Action Steps: Building Capacity for Change

  1. Clearly define the new skills and competencies. Be as specific and concrete as possible. What do you (and/or your team) need to be doing differently in order to make the change you want? Be sure to consider both new technical skills that people might need as well as new interpersonal skills and/or management skills.
  2. Create opportunities for practice. And be clear about the standards – how will you know when you or others have mastered the skill?
  3. Get resources and support. Sometimes people need help changing their behavior. This might include classroom training, on-the-job training, a peer consultation and support group, mentoring, or coaching.

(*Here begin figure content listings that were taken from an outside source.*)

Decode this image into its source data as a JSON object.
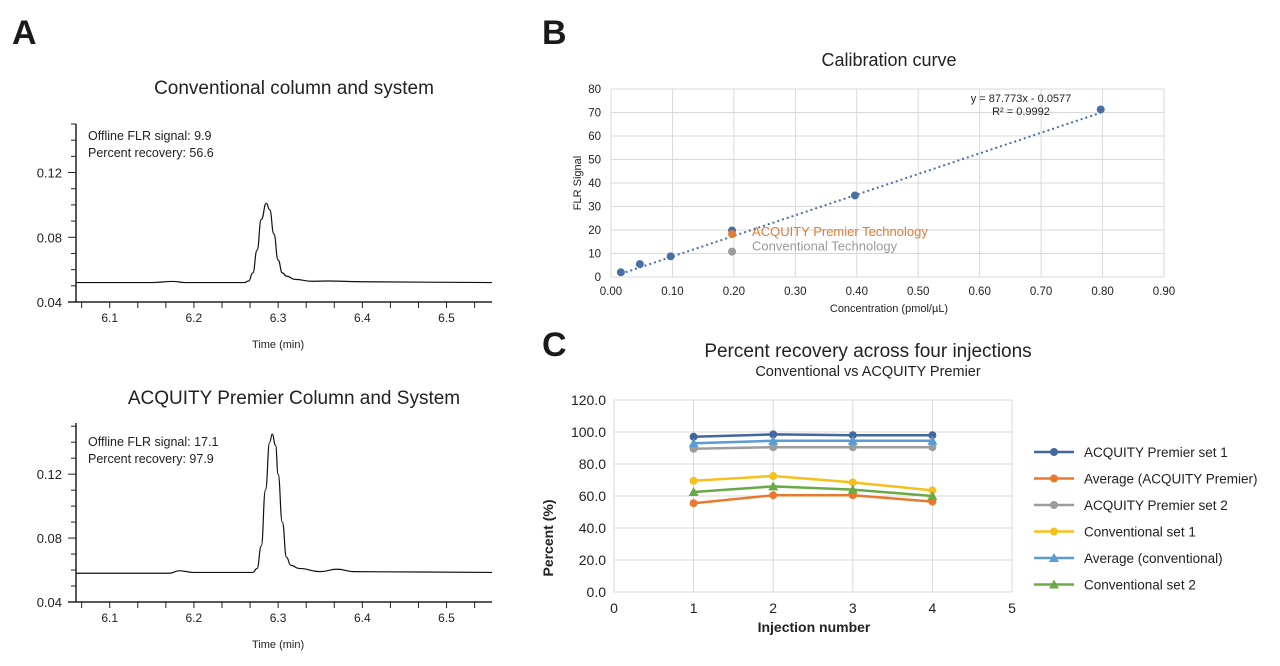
{
  "panels": {
    "a": "A",
    "b": "B",
    "c": "C"
  },
  "chart_data": [
    {
      "id": "chrom-conventional",
      "type": "line",
      "title": "Conventional column and system",
      "xlabel": "Time (min)",
      "ylabel": "",
      "xlim": [
        6.06,
        6.554
      ],
      "ylim": [
        0.04,
        0.15
      ],
      "xticks": [
        "6.1",
        "6.2",
        "6.3",
        "6.4",
        "6.5"
      ],
      "yticks": [
        "0.04",
        "0.08",
        "0.12"
      ],
      "annotations": [
        "Offline FLR signal: 9.9",
        "Percent recovery: 56.6"
      ],
      "color": "#111111",
      "x": [
        6.06,
        6.15,
        6.175,
        6.19,
        6.26,
        6.265,
        6.27,
        6.275,
        6.28,
        6.286,
        6.29,
        6.295,
        6.3,
        6.305,
        6.31,
        6.32,
        6.34,
        6.36,
        6.4,
        6.554
      ],
      "y": [
        0.052,
        0.052,
        0.0527,
        0.052,
        0.052,
        0.053,
        0.058,
        0.072,
        0.091,
        0.101,
        0.097,
        0.082,
        0.066,
        0.058,
        0.056,
        0.054,
        0.0528,
        0.053,
        0.0525,
        0.052
      ]
    },
    {
      "id": "chrom-premier",
      "type": "line",
      "title": "ACQUITY Premier Column and System",
      "xlabel": "Time (min)",
      "ylabel": "",
      "xlim": [
        6.06,
        6.554
      ],
      "ylim": [
        0.04,
        0.152
      ],
      "xticks": [
        "6.1",
        "6.2",
        "6.3",
        "6.4",
        "6.5"
      ],
      "yticks": [
        "0.04",
        "0.08",
        "0.12"
      ],
      "annotations": [
        "Offline FLR signal: 17.1",
        "Percent recovery: 97.9"
      ],
      "color": "#111111",
      "x": [
        6.06,
        6.17,
        6.183,
        6.2,
        6.27,
        6.275,
        6.28,
        6.285,
        6.29,
        6.293,
        6.297,
        6.3,
        6.305,
        6.31,
        6.315,
        6.325,
        6.35,
        6.37,
        6.39,
        6.554
      ],
      "y": [
        0.058,
        0.058,
        0.0595,
        0.0585,
        0.0585,
        0.061,
        0.075,
        0.11,
        0.14,
        0.145,
        0.138,
        0.12,
        0.09,
        0.068,
        0.063,
        0.061,
        0.059,
        0.0605,
        0.059,
        0.0585
      ]
    },
    {
      "id": "calibration",
      "type": "scatter",
      "title": "Calibration curve",
      "xlabel": "Concentration (pmol/µL)",
      "ylabel": "FLR Signal",
      "xlim": [
        0,
        0.9
      ],
      "ylim": [
        0,
        80
      ],
      "xticks": [
        "0.00",
        "0.10",
        "0.20",
        "0.30",
        "0.40",
        "0.50",
        "0.60",
        "0.70",
        "0.80",
        "0.90"
      ],
      "yticks": [
        "0",
        "10",
        "20",
        "30",
        "40",
        "50",
        "60",
        "70",
        "80"
      ],
      "grid": true,
      "series": [
        {
          "color": "#4a6fa5",
          "x": [
            0.016,
            0.047,
            0.097,
            0.197,
            0.397,
            0.797
          ],
          "y": [
            2.0,
            5.5,
            8.8,
            19.8,
            34.7,
            71.3
          ]
        },
        {
          "name": "ACQUITY Premier Technology",
          "color": "#e07b39",
          "x": [
            0.197
          ],
          "y": [
            18.3
          ]
        },
        {
          "name": "Conventional Technology",
          "color": "#9a9a9a",
          "x": [
            0.197
          ],
          "y": [
            10.8
          ]
        }
      ],
      "trendline": {
        "slope": 87.773,
        "intercept": -0.0577,
        "color": "#4a6fa5",
        "equation": "y = 87.773x - 0.0577",
        "r2": "R² = 0.9992"
      }
    },
    {
      "id": "recovery",
      "type": "line",
      "title": "Percent recovery across four injections",
      "subtitle": "Conventional vs ACQUITY Premier",
      "xlabel": "Injection number",
      "ylabel": "Percent (%)",
      "xlim": [
        0,
        5
      ],
      "ylim": [
        0,
        120
      ],
      "xticks": [
        "0",
        "1",
        "2",
        "3",
        "4",
        "5"
      ],
      "yticks": [
        "0.0",
        "20.0",
        "40.0",
        "60.0",
        "80.0",
        "100.0",
        "120.0"
      ],
      "grid": true,
      "legend": "right",
      "x": [
        1,
        2,
        3,
        4
      ],
      "series": [
        {
          "name": "ACQUITY Premier set 1",
          "color": "#41679e",
          "marker": "circle",
          "values": [
            97,
            98.5,
            98,
            98
          ]
        },
        {
          "name": "Average (ACQUITY Premier)",
          "color": "#e8792f",
          "marker": "circle",
          "values": [
            55.5,
            60.5,
            60.5,
            56.5
          ]
        },
        {
          "name": "ACQUITY Premier set 2",
          "color": "#9c9c9c",
          "marker": "circle",
          "values": [
            89.5,
            90.5,
            90.5,
            90.5
          ]
        },
        {
          "name": "Conventional set 1",
          "color": "#f5c01c",
          "marker": "circle",
          "values": [
            69.5,
            72.5,
            68.5,
            63.5
          ]
        },
        {
          "name": "Average (conventional)",
          "color": "#5b9bd5",
          "marker": "triangle",
          "values": [
            93,
            94.5,
            94.5,
            94.5
          ]
        },
        {
          "name": "Conventional set 2",
          "color": "#6aaa46",
          "marker": "triangle",
          "values": [
            62.5,
            66,
            64,
            60
          ]
        }
      ]
    }
  ]
}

  4. Make sure policies support the new behaviors. For example, if you’re asking the customer service representatives to spend as much time on the phone as necessary to ensure that a customer is satisfied, make sure that people aren’t rewarded for high call volume.
  5. Plan for mistakes and failures. Use them as an opportunity to learn. As a leader, allow them for a period of time without consequences, but provide prompt feedback.
  6. Take good care of yourself. Good self-care is the foundation that supports our ability to manage ourselves well in the midst of change. Eating well, getting enough rest, and engaging in regular physical activity are all important ways to build your capacity for tolerating the stress that can come with change.

How have you been most successful in building the skills you’ve needed to make a change?